Por Amaury Sánchez
Por más que avance la tecnología, por más que nos quieran poner lentes de realidad virtual para ver paisajes, y por más que los algoritmos digan qué canciones hay que bailar en TikTok, hay cosas que ni el silicio ni la inteligencia artificial pueden reemplazar. Una de ellas —y perdón por lo escandaloso del romanticismo— es el crujir del cuero de la silla, el galope que retumba en el pecho y el relincho de un caballo que parece responder a las coplas del alma.
Se llama charrería. Y no, no es un espectáculo para turistas con sombrero prestado. Es la condensación del espíritu mexicano sobre cuatro patas, entre espuelas, lienzos y cabalgatas. Una cultura entera montada en bestias nobles que no saben de redes sociales pero sí de caminos, de esfuerzo y de historia.
Y aquí es donde entra el buen diputado jalisciense Sergio Martín, que en lugar de estar peleando por presupuestos para más espectaculares con su cara en ellos, se atrevió a pensar en grande… y con memoria. Propuso, ni más ni menos, que el artículo 8 de la Ley del Patrimonio Cultural del Estado de Jalisco reconozca legalmente a la charrería, la cabalgata, y a la tradición de los caballos como lo que realmente son: pilares vivientes de la identidad mexicana.
Porque ojo, señores y señoras: no puede hablarse de charrería sin caballos, así como no puede hablarse de un danzón sin pareja. El caballo no es un accesorio ni una herramienta: es el compañero, el cómplice, el cómico involuntario y a veces hasta el terapeuta silencioso de la vida rural. La cabalgata, por su parte, es más que una procesión de sombrerudos al atardecer: es una romería laica, una peregrinación de orgullo donde la tradición cabalga junto con la comunidad.
La iniciativa del diputado Martín no es solo un gesto político; es un acto de justicia cultural. Porque si en 2016 la UNESCO —esa tía sabia y viajera— reconoció a la charrería como Patrimonio Cultural Inmaterial de la Humanidad, ¿cómo no íbamos nosotros, los anfitriones del charro, a reconocerla en nuestras propias leyes?
La cabalgata, como práctica social, mantiene vivas las rutas del pasado. Ahí van los abuelos, los niños, los jóvenes con celular en mano y sombrero en la frente, todos juntos, sudando la historia que no cabe en los libros. En cada cabalgata se cuenta un cuento, se canta una décima y se reza, aunque sea bajito, por los que ya se fueron y por los que aún no entienden que México se fundó también a caballo.

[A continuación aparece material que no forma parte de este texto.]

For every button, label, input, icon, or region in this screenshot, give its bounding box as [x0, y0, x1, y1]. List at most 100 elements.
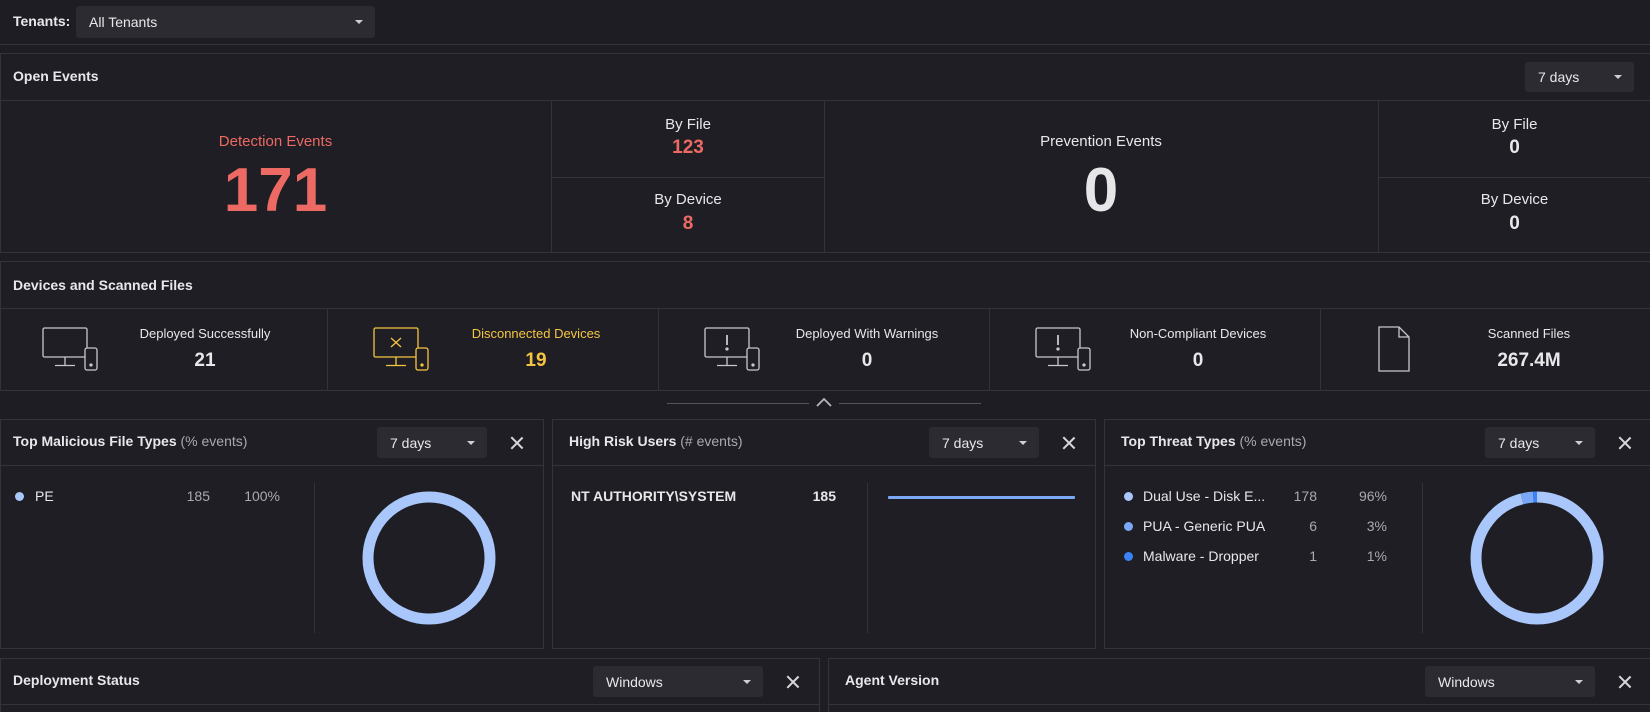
chevron-down-icon: [743, 679, 751, 684]
donut-chart[interactable]: [359, 488, 499, 628]
threat-name: Dual Use - Disk E...: [1143, 488, 1266, 504]
divider: [1378, 101, 1379, 253]
divider: [1, 704, 819, 705]
widget-title: Deployment Status: [13, 672, 140, 688]
prevention-by-file-label: By File: [1491, 116, 1538, 133]
platform-select-value: Windows: [606, 673, 663, 690]
widget-subtitle: (% events): [180, 433, 248, 449]
chevron-down-icon: [1019, 440, 1027, 445]
widget-subtitle: (# events): [680, 433, 743, 449]
device-noncompliant-icon: [1035, 327, 1091, 371]
widget-header: Top Malicious File Types (% events): [13, 433, 247, 449]
detection-events-label: Detection Events: [218, 133, 333, 150]
file-type-name: PE: [35, 488, 54, 504]
widget-title: High Risk Users: [569, 433, 677, 449]
platform-select-value: Windows: [1438, 673, 1495, 690]
widget-header: High Risk Users (# events): [569, 433, 743, 449]
device-icon: [42, 327, 98, 371]
threat-count: 178: [1293, 488, 1317, 504]
deployed-successfully-label: Deployed Successfully: [139, 326, 271, 341]
detection-by-device-label: By Device: [654, 191, 722, 208]
divider: [0, 308, 1650, 309]
non-compliant-devices-label: Non-Compliant Devices: [1129, 326, 1267, 341]
chevron-down-icon: [1614, 75, 1622, 79]
platform-select[interactable]: Windows: [1425, 666, 1595, 697]
deployed-with-warnings-label: Deployed With Warnings: [795, 326, 939, 341]
detection-by-file-value[interactable]: 123: [672, 137, 704, 158]
prevention-by-file-value[interactable]: 0: [1509, 137, 1520, 158]
range-select[interactable]: 7 days: [929, 427, 1039, 458]
divider: [1320, 309, 1321, 391]
detection-events-value[interactable]: 171: [223, 156, 328, 225]
legend-dot: [1124, 492, 1133, 501]
divider: [551, 101, 552, 253]
donut-chart[interactable]: [1467, 488, 1607, 628]
close-icon[interactable]: [1618, 436, 1632, 450]
close-icon[interactable]: [786, 675, 800, 689]
divider: [1422, 483, 1423, 633]
devices-title: Devices and Scanned Files: [13, 277, 193, 293]
non-compliant-devices-value[interactable]: 0: [1192, 350, 1204, 371]
divider: [829, 704, 1650, 705]
divider: [314, 483, 315, 633]
chevron-down-icon: [1575, 679, 1583, 684]
range-select-value: 7 days: [390, 434, 432, 451]
deployed-successfully-value[interactable]: 21: [194, 350, 216, 371]
donut-slice-pe: [362, 491, 496, 625]
platform-select[interactable]: Windows: [593, 666, 763, 697]
widget-header: Top Threat Types (% events): [1121, 433, 1306, 449]
user-name[interactable]: NT AUTHORITY\SYSTEM: [571, 488, 737, 504]
threat-name: Malware - Dropper: [1143, 548, 1259, 564]
divider: [658, 309, 659, 391]
divider: [867, 483, 868, 633]
widget-title: Top Threat Types: [1121, 433, 1236, 449]
divider: [1379, 177, 1650, 178]
open-events-range-select[interactable]: 7 days: [1525, 62, 1634, 92]
divider: [327, 309, 328, 391]
tenants-select-value: All Tenants: [89, 14, 158, 30]
range-select[interactable]: 7 days: [377, 427, 487, 458]
range-select[interactable]: 7 days: [1485, 427, 1595, 458]
threat-count: 1: [1309, 548, 1317, 564]
threat-percent: 96%: [1358, 488, 1387, 504]
divider: [1, 465, 543, 466]
collapse-line-left: [667, 403, 809, 404]
divider: [989, 309, 990, 391]
close-icon[interactable]: [510, 436, 524, 450]
threat-percent: 3%: [1366, 518, 1387, 534]
file-type-percent: 100%: [244, 488, 280, 504]
donut-slice-dual-use: [1470, 491, 1604, 625]
widget-subtitle: (% events): [1239, 433, 1307, 449]
file-type-count: 185: [186, 488, 210, 504]
scanned-files-value[interactable]: 267.4M: [1497, 350, 1561, 371]
user-count: 185: [812, 488, 836, 504]
prevention-events-value[interactable]: 0: [1083, 156, 1119, 225]
open-events-range-value: 7 days: [1538, 69, 1580, 85]
user-bar[interactable]: [888, 496, 1075, 499]
close-icon[interactable]: [1618, 675, 1632, 689]
widget-title: Agent Version: [845, 672, 940, 688]
legend-dot: [1124, 522, 1133, 531]
devices-panel: [0, 261, 1650, 391]
range-select-value: 7 days: [1498, 434, 1540, 451]
prevention-events-label: Prevention Events: [1040, 133, 1162, 150]
legend-dot: [15, 492, 24, 501]
chevron-up-icon[interactable]: [815, 396, 833, 408]
tenants-select[interactable]: All Tenants: [76, 6, 375, 38]
widget-title: Top Malicious File Types: [13, 433, 177, 449]
threat-count: 6: [1309, 518, 1317, 534]
deployed-with-warnings-value[interactable]: 0: [861, 350, 873, 371]
divider: [553, 465, 1095, 466]
range-select-value: 7 days: [942, 434, 984, 451]
device-disconnected-icon: [373, 327, 429, 371]
close-icon[interactable]: [1062, 436, 1076, 450]
prevention-by-device-value[interactable]: 0: [1509, 213, 1520, 234]
divider: [824, 101, 825, 253]
detection-by-device-value[interactable]: 8: [682, 213, 694, 234]
prevention-by-device-label: By Device: [1480, 191, 1549, 208]
divider: [1105, 465, 1650, 466]
disconnected-devices-label: Disconnected Devices: [471, 326, 601, 341]
disconnected-devices-value[interactable]: 19: [525, 350, 547, 371]
chevron-down-icon: [467, 440, 475, 445]
scanned-files-label: Scanned Files: [1487, 326, 1571, 341]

Y lo más bonito: los caballos no mienten. No hay populismo que les guste, ni discursos que les conmuevan. Ellos saben quién es noble y quién está fingiendo. Por eso la charrería, con toda su parafernalia, sigue siendo uno de los últimos lugares donde la palabra “honor” no está pasada de moda.
Jalisco, tierra que parió charros y leyendas, tiene la obligación —más aún, el privilegio— de encabezar la defensa de este patrimonio. No solo con eventos ni medallas, sino con leyes. Con protección jurídica que garantice que las nuevas generaciones no hereden solo fotos y trajes prestados, sino la vivencia completa: montar, cabalgar, enlazar, sudar, cantar y, sobre todo, compartir.
Porque la charrería no es deporte ni entretenimiento: es pedagogía identitaria. Enseña respeto, esfuerzo, compañerismo… y una cosa tan mexicana que no cabe en otra lengua: el “¡Ajúa!”
Así que apoyamos, aplaudimos y exigimos que se apruebe esa iniciativa. Que se inscriba con letras grandes en la ley que la charrería, la cabalgata y el caballo no son folclor para decorar ferias, sino alma colectiva.
Y si alguien duda de su importancia, lo invitamos no a debatir, sino a montar.
Y que sea sin silla, para que aprenda más rápido.
¡Viva la charrería, carajo! Y que el futuro nos agarre bien montados.